Варя вопросительно поглядела на докторшу.
— Нельзя ему в Москву, — сказала докторша.
— Готовь рюкзак! — стоял на своем дед.
— Арсений Сергеевич!..
— Семьдесят с лишним лет Арсений Сергеевич. Некогда мне здесь нежиться. Дома дела.
— Погодят ваши дела!
— Не погодят.
— Арсений Сергеевич! Не маленький, понимать надо, — просительно сказала докторша.

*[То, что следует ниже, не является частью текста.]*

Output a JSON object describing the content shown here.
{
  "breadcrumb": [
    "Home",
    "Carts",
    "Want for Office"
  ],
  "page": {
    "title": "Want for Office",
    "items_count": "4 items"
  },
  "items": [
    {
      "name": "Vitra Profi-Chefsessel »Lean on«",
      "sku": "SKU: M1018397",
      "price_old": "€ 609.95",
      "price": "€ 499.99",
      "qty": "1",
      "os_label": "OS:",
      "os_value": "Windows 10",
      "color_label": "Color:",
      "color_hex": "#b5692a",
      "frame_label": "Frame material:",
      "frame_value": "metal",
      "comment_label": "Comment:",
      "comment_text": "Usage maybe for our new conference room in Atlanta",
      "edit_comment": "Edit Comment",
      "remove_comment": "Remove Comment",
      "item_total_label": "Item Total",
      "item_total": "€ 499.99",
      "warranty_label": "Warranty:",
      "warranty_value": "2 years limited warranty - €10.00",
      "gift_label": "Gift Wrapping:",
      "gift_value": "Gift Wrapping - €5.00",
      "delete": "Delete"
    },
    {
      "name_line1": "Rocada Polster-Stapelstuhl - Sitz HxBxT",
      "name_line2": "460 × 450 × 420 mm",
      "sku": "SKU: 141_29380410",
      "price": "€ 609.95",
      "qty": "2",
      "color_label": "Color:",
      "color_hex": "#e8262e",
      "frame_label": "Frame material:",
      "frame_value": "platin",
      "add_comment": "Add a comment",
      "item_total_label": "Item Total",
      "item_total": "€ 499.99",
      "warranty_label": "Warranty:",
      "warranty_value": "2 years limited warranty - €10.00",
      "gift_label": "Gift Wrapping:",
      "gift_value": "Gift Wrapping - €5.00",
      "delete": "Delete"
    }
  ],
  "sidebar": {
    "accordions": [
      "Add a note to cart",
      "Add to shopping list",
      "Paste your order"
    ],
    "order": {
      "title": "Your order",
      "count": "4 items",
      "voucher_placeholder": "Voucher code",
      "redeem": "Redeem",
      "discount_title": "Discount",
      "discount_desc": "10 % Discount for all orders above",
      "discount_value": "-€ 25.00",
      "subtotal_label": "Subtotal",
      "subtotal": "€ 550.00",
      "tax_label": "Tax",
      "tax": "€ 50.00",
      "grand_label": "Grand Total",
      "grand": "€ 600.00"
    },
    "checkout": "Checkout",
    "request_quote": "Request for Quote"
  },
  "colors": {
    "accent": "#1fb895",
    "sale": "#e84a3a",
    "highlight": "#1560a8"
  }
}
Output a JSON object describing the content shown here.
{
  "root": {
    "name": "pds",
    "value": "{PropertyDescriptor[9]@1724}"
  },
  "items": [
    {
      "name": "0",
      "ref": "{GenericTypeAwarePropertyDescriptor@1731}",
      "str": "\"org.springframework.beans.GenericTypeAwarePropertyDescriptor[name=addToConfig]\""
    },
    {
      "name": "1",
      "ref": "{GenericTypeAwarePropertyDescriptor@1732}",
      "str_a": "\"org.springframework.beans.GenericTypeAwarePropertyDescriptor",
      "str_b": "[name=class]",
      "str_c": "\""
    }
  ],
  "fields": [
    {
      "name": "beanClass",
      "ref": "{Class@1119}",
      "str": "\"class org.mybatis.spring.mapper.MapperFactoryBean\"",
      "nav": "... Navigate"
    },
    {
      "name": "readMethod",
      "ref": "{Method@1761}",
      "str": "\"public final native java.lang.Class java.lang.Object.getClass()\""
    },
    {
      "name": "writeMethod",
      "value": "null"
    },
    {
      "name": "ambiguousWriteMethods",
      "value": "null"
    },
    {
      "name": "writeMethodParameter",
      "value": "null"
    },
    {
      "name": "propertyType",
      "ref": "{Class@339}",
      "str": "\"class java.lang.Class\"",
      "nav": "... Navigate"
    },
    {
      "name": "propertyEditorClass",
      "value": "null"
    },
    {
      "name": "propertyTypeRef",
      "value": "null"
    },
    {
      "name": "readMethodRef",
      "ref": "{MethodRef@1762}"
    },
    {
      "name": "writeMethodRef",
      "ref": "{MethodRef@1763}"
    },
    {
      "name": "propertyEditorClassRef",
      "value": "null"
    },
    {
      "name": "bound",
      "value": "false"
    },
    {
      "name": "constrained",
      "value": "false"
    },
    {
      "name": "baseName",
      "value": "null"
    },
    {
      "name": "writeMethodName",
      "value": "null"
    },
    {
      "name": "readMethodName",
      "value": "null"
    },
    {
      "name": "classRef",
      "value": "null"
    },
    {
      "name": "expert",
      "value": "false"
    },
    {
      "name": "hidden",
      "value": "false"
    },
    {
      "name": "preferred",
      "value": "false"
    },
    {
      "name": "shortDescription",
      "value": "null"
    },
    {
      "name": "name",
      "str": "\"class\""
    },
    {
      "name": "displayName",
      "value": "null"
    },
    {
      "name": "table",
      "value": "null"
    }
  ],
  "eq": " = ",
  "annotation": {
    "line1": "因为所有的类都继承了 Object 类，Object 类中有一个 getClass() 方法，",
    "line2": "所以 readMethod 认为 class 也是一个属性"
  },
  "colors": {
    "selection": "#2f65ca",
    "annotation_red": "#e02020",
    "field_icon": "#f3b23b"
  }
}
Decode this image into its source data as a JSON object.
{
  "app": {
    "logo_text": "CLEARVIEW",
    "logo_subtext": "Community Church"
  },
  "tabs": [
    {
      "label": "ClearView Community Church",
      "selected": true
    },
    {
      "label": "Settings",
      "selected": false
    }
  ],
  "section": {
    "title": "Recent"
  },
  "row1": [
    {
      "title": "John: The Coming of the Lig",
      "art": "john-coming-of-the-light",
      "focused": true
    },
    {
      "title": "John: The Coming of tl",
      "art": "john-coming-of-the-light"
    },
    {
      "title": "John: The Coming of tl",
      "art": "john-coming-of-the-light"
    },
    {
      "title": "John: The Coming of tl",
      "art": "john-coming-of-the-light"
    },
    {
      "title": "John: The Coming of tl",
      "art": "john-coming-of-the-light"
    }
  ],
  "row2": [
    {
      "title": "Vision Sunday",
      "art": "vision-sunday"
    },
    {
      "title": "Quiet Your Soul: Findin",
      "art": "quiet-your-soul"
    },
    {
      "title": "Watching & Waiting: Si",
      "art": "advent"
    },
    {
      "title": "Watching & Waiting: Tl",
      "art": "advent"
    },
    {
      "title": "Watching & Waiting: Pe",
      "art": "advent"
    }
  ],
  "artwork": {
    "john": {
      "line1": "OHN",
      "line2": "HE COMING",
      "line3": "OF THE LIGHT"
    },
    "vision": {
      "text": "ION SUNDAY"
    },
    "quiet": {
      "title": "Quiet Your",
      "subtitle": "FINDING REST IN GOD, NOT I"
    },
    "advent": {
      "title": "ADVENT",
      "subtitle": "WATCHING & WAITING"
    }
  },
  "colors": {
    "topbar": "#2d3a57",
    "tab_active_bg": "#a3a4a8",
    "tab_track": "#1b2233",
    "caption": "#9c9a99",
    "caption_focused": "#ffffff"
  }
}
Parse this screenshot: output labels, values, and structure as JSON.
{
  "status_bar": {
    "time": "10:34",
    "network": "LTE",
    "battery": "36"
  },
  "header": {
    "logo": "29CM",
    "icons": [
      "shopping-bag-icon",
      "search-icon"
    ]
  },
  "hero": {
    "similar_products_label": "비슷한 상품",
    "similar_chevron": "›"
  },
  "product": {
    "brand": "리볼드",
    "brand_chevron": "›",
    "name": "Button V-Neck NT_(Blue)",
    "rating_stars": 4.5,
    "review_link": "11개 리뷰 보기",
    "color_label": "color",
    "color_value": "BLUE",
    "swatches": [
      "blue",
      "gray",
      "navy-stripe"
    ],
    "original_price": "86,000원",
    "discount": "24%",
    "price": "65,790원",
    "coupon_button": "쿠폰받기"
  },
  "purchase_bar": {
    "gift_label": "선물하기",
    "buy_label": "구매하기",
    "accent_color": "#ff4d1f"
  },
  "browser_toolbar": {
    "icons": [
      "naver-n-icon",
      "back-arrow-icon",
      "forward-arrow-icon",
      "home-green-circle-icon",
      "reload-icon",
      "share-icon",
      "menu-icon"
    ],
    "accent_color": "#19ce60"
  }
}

Он не ответил. Он откинул голову и оперся о стену затылком, худая рука с толстыми жилами безжизненно протянулась на столе.
— Уговаривай, — шепнула докторша, подталкивая Варю к деду. — С ума он сошел!
— Дед, давай останемся, а? — сказала Варя.
— Застряли! Заехали куда-то… бессмыслица.
— Полный смысл, что застряли, — спорила докторша. — Воздух чистый. Молоко неснятое. Изба просторная. Доктор свой. Решили?
— Не решил, а сдался.
— Не сдался, а здравый рассудок все-таки осилил. Пойду гостям объявлю. У них план, им от плана нельзя отступиться.
Она вышла из избы, легко и поспешно неся немолодое грузное тело.
— Варя! — позвал или про себя сказал дед.
Он внимательно глядел на нее. Глядел и не видел, а видел что-то другое.
«Иные мысли меня влекут, иные цели…»
Это слова из Записок. Он о них думает. Здесь, в Привольном, все ему напоминает о них. Горько, жалко, что не осталось надежд, не вернутся Записки…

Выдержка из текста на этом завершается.